Agama-Dance-Company

Agama-Dance-Company

Die Kompanie besteht seit 2023. Gründer ist Kossi Sébastien Aholou-Wokawui, Choreograf und Tänzer und ist weltweit mit seinen Stücken unterwegs. Gemeinsam entwickelt er mit Franziska Faust Ideen und Inhalte für Produktionen. Franziska ist in der Company für die inhaltliche Recherche, für die Dramaturgie und die Vermittlung zuständig. Außerdem ist sie die Kulturmanagerin. Sie entwickelte das Stück „Wilder Wald“(https://k-scheune.de/wilder-wald/) mit Leila Bakthali für die Region. (Gefördert aus den Mitteln des Bundesverbands Soziokultur). Weitere Informationen sind auch unter dem Punkt „Team“ zu lesen.

Kossi ist Mitglied des Ensembles „Of curious nature“ und hat dort und über steptext danceproject selbst bereits mehrere Stücke choreographiert. Nach langjähriger Zusammenarbeit mit verschiedenen Choreografen aus aller Welt (Germaine Acogny, Helge Letonja, Tomas Bünger, Samir Calixto, Gregory Maqoma, Felix Landerer) haben diese seine Arbeitsweise stark beeinflusst. Er selbst bezeichnet seine Arbeit als „afrosomatisch“ –

AFRO-SOMATIK

Der Begriff „somatisch“ kommt aus der medizinischen Terminologie. Die Somatik, der körperliche Ausdruck und den Tanz physisch vom afrikanischen Tanz inspirieren zu lassen, ist gemeint. Dazu gehören zum Beispiel bestimmte Bewegungen der Wirbelsäule, der Hüfte, der Beine und anderer Körperteile. Er tanzt mit seinen Organen. Er interessiert sich auch für das Afro-Tanz-System, da es um die Beziehung zwischen Körper und Natur geht. Im Afro-Tanz gibt es viele Bewegungen, die von der Natur inspiriert sind, seien es Pflanzen, Tiere oder Elemente des täglichen Lebens (nach Germaine Acogny). Die Bewegungen der Afro-Somatik-Technik sind von Bildern aus der Natur inspiriert, von Pflanzen und dem Gang der Tiere. In seiner Arbeit forscht und interessiert er sich sehr für Experimente, die Dekonstruktion des schwarzen Tanzes, des sozialen Körpers und seiner Beziehung zu seiner Umwelt und insbesondere zur aktuellen Politik. Er arbeitet dafür mit den Parametern Zeit, Volumen und Raum, um seine Geschichten auf der Bühne zu konstruieren.

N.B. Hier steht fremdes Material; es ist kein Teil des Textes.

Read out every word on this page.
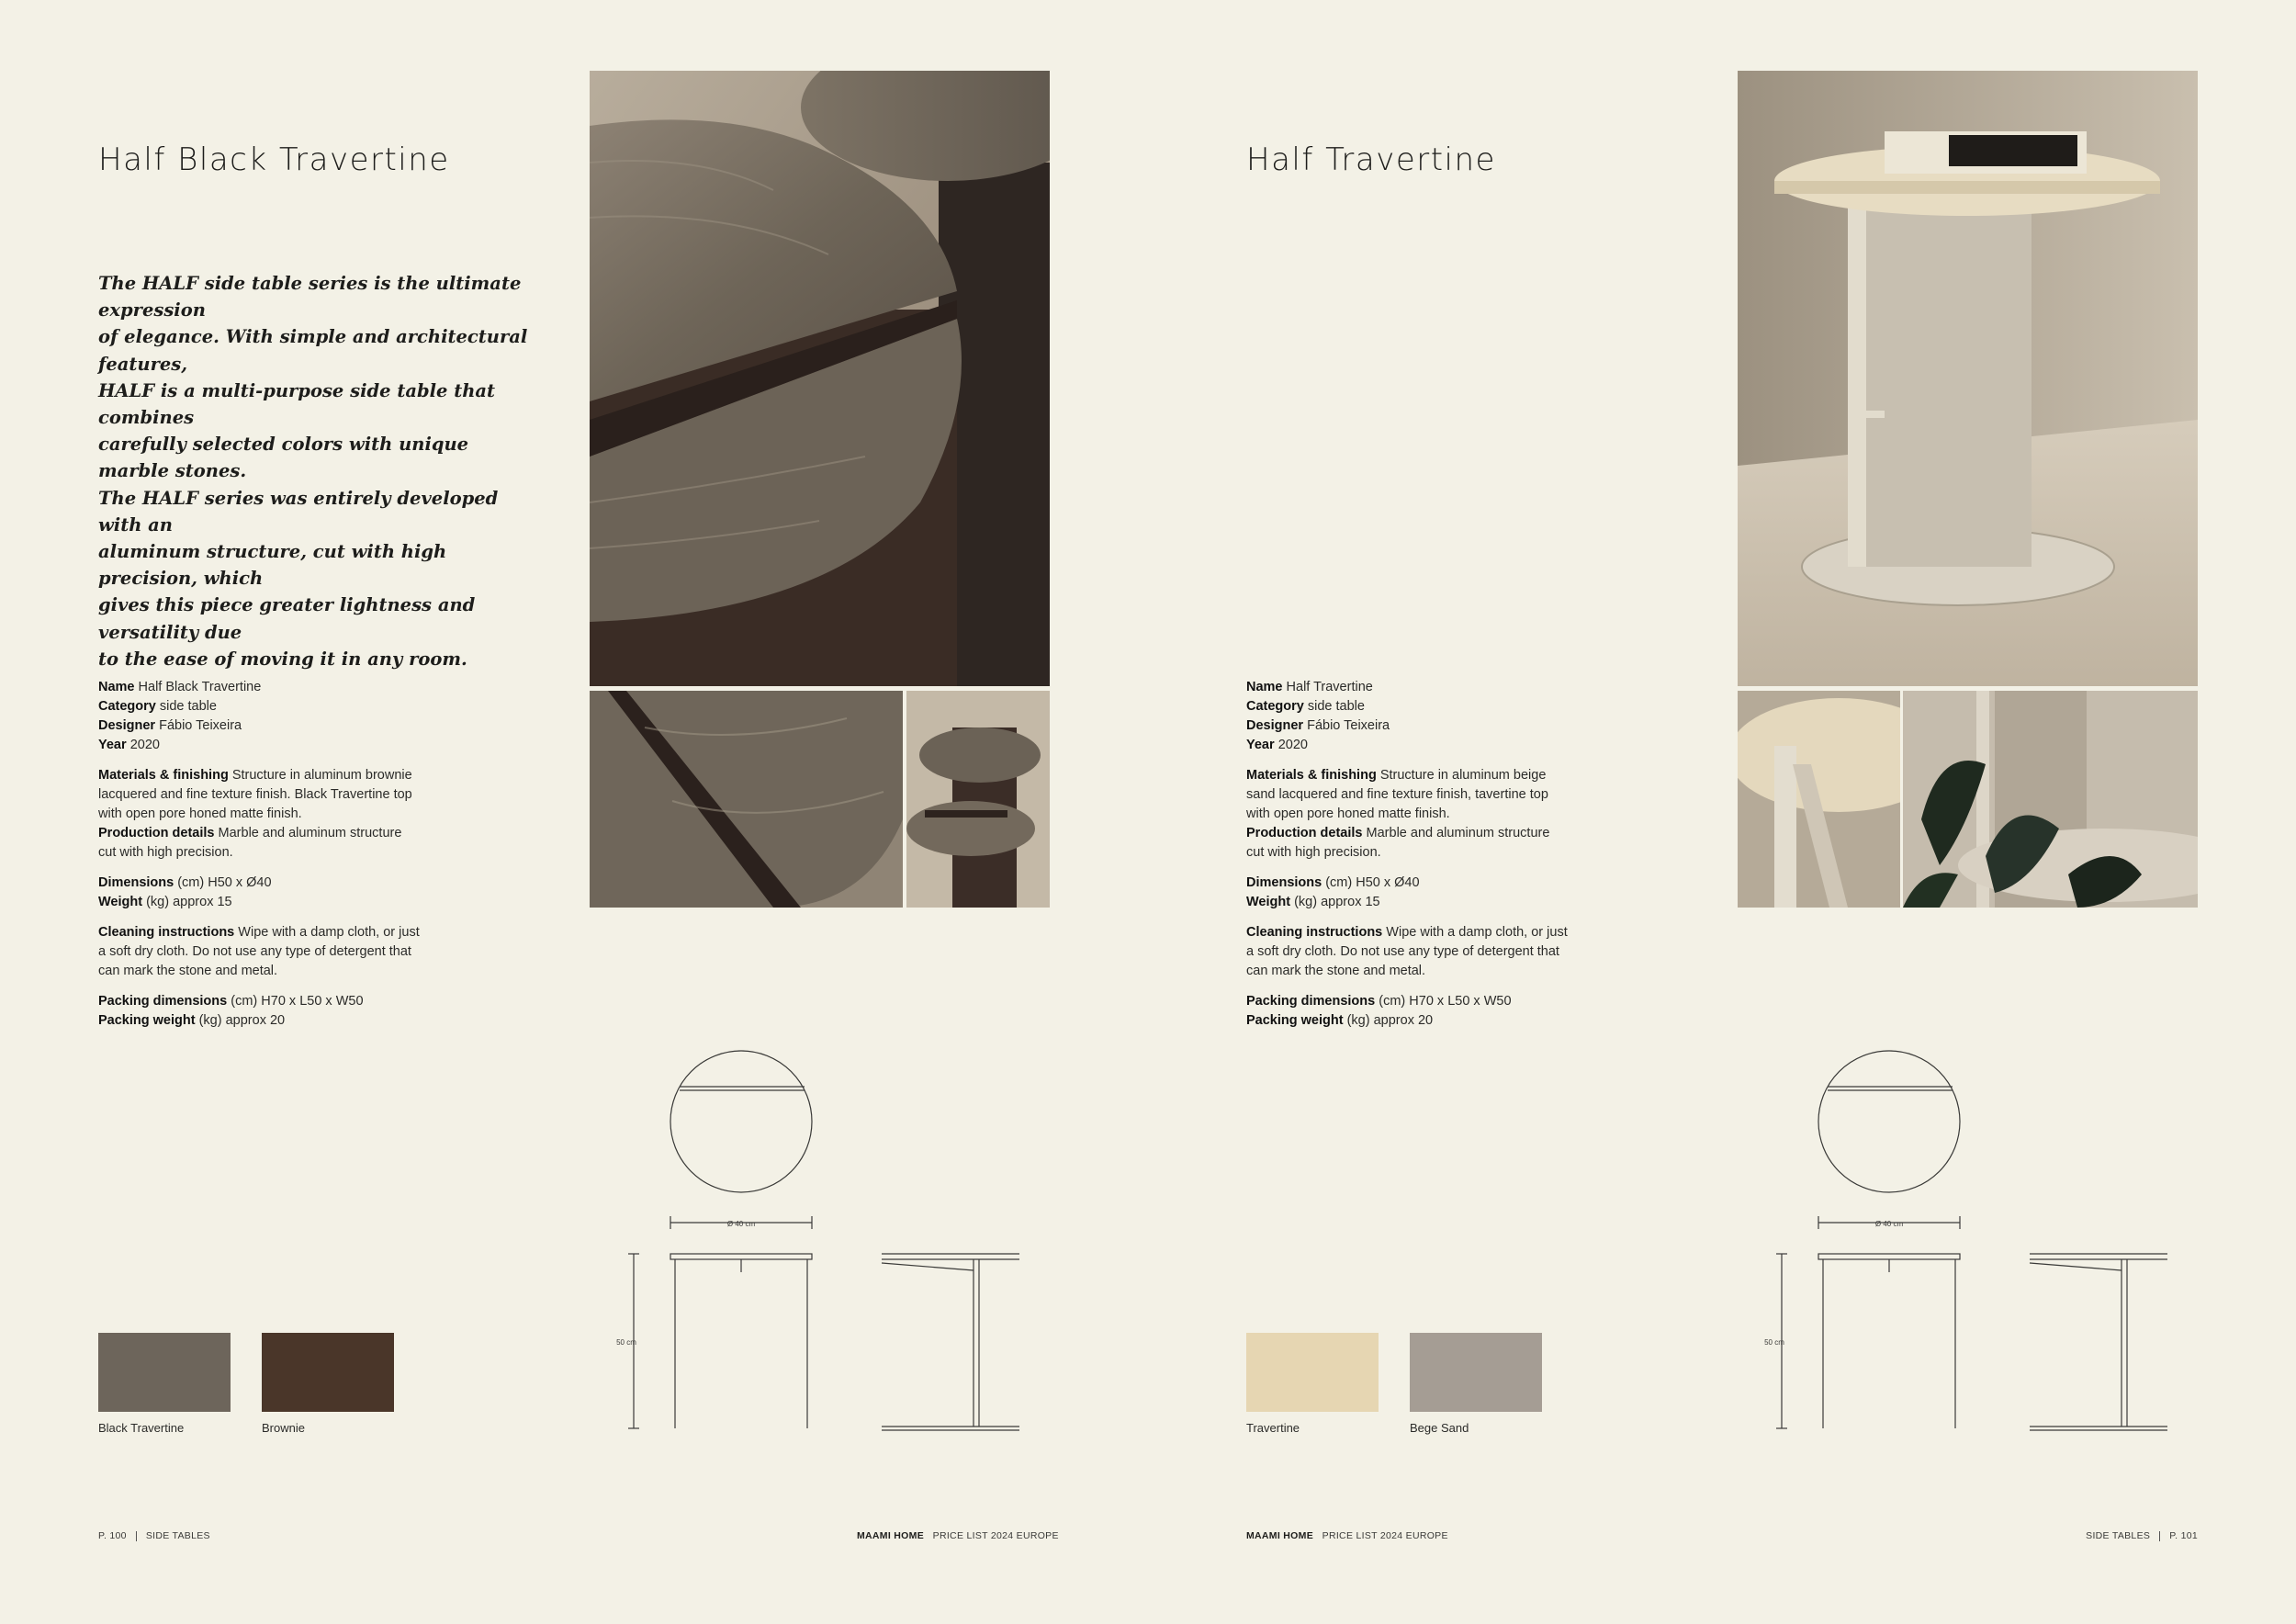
Half Black Travertine

The HALF side table series is the ultimate expression

of elegance. With simple and architectural features,

HALF is a multi-purpose side table that combines

carefully selected colors with unique marble stones.

The HALF series was entirely developed with an

aluminum structure, cut with high precision, which

gives this piece greater lightness and versatility due

to the ease of moving it in any room.

Name Half Black Travertine

Category side table

Designer Fábio Teixeira

Year 2020

Materials & finishing Structure in aluminum brownie

lacquered and fine texture finish. Black Travertine top

with open pore honed matte finish.

Production details Marble and aluminum structure

cut with high precision.

Dimensions (cm) H50 x Ø40

Weight (kg) approx 15

Cleaning instructions Wipe with a damp cloth, or just

a soft dry cloth. Do not use any type of detergent that

can mark the stone and metal.

Packing dimensions (cm) H70 x L50 x W50

Packing weight (kg) approx 20

Ø 40 cm
50 cm
Black Travertine	Brownie
P. 100 SIDE TABLES	MAAMI HOME PRICE LIST 2024 EUROPE
Half Travertine

Name Half Travertine

Category side table

Designer Fábio Teixeira

Year 2020

Materials & finishing Structure in aluminum beige

sand lacquered and fine texture finish, tavertine top

with open pore honed matte finish.

Production details Marble and aluminum structure

cut with high precision.

Dimensions (cm) H50 x Ø40

Weight (kg) approx 15

Cleaning instructions Wipe with a damp cloth, or just

a soft dry cloth. Do not use any type of detergent that

can mark the stone and metal.

Packing dimensions (cm) H70 x L50 x W50

Packing weight (kg) approx 20

Ø 40 cm
50 cm
Travertine	Bege Sand
MAAMI HOME PRICE LIST 2024 EUROPE	SIDE TABLES P. 101
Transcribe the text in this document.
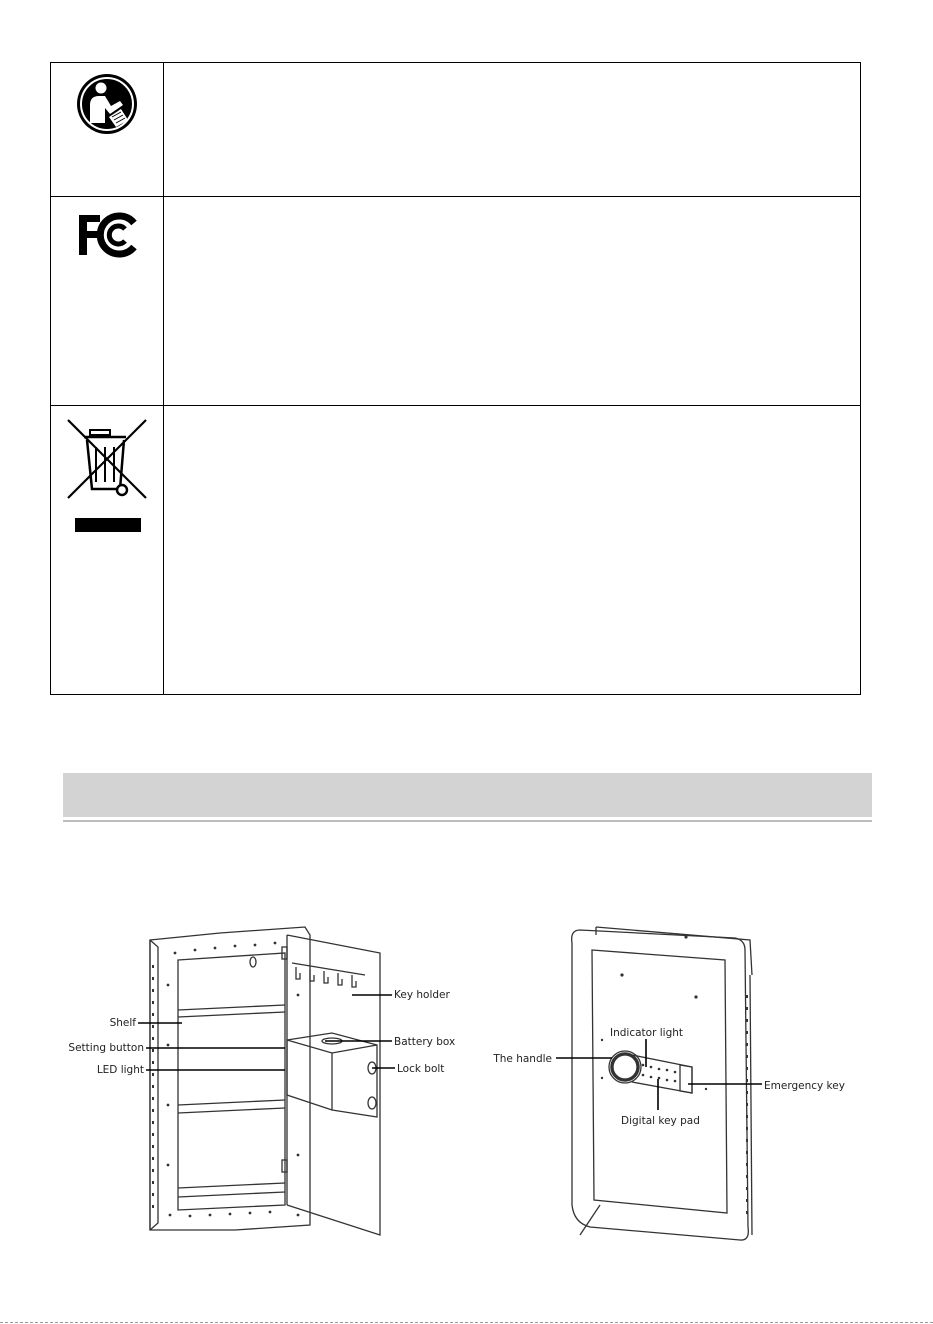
Key holder
Shelf
Battery box
Setting button
LED light	Lock bolt
Indicator light
The handle
Emergency key
Digital key pad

Die AGAMA-Dance-Company stellt sich aktuellen Themen und arbeitet nicht um Antworten oder Lösungen zu finden, sondern den Konflikt zu erspüren. Hinspüren und wahrnehmen, Gefühle empfinden und dasein lassen. Starke Bilder, Emotionen und die Konfrontation mit westlicher und afrikanischer Kultur prägen die Stücke, sowie unsere Beziehung zur Natur und zu uns selbst.